His granddaughter is Hardy's landlord. Two doors up is the physiotherapist.
What is now Jam's Karaoke was previously Jensen's boxing gym.
"So the family is really passionate about hospitality; they have converted this strip into hospitality," Hardy says.
"They own from Hunter Street to Union Street and the areas behind it.
"We've all got longstanding leases.
"They own all of this and really supportive to the artists."
The location also interests people because of its colourful and controversial history.

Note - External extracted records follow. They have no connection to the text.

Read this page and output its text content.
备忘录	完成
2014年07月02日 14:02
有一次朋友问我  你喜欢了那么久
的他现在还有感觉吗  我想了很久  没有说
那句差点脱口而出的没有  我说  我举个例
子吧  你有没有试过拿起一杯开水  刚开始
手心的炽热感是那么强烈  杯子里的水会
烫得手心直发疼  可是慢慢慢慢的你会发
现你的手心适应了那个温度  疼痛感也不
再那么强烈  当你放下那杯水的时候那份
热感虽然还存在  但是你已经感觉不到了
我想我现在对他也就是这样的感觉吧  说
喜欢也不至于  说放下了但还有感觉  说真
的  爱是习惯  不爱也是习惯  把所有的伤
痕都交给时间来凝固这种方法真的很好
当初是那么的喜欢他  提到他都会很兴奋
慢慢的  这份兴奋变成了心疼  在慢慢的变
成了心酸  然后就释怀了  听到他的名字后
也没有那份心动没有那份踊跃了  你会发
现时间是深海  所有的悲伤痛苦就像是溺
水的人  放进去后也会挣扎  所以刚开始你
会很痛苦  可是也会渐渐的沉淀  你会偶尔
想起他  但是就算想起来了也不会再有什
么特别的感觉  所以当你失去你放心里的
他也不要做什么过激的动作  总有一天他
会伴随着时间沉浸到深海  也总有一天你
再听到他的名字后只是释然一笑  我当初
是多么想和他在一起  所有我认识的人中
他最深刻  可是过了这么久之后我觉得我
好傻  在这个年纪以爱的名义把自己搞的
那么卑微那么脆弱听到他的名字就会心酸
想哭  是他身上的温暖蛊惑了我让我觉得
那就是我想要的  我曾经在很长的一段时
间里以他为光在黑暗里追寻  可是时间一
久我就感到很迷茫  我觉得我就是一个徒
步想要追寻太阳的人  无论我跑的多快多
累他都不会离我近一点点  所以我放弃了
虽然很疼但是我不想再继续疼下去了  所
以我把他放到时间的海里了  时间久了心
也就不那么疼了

"It was right in the heart of Star Hotel riots," Hardy says.
"People were on the rooftop throwing cans at police.
"It's had a lot of history, this place, but it's never been a bar.
"It was a house. I found some old documents above a window frame; it was Frosts locksmith in the 1960s.
"There's not a lot of history when you Google it."
Before it was an Airbnb, the upstairs was a doctor's surgery, and plenty of people still ask Hardy about him.
Guests can't yet access the rooftop, but Hardy hopes that will soon be a big part of the experience. And they already get a taste of the Rogue Scholar.
"Guests get some beer on the house, we leave a few drink vouchers up here so they can come down and have a beer or a wine," he says.
"We usually throw some cans in the fridge."
It's nothing too fancy, but it's quite handy, with plenty of exciting things brewing below.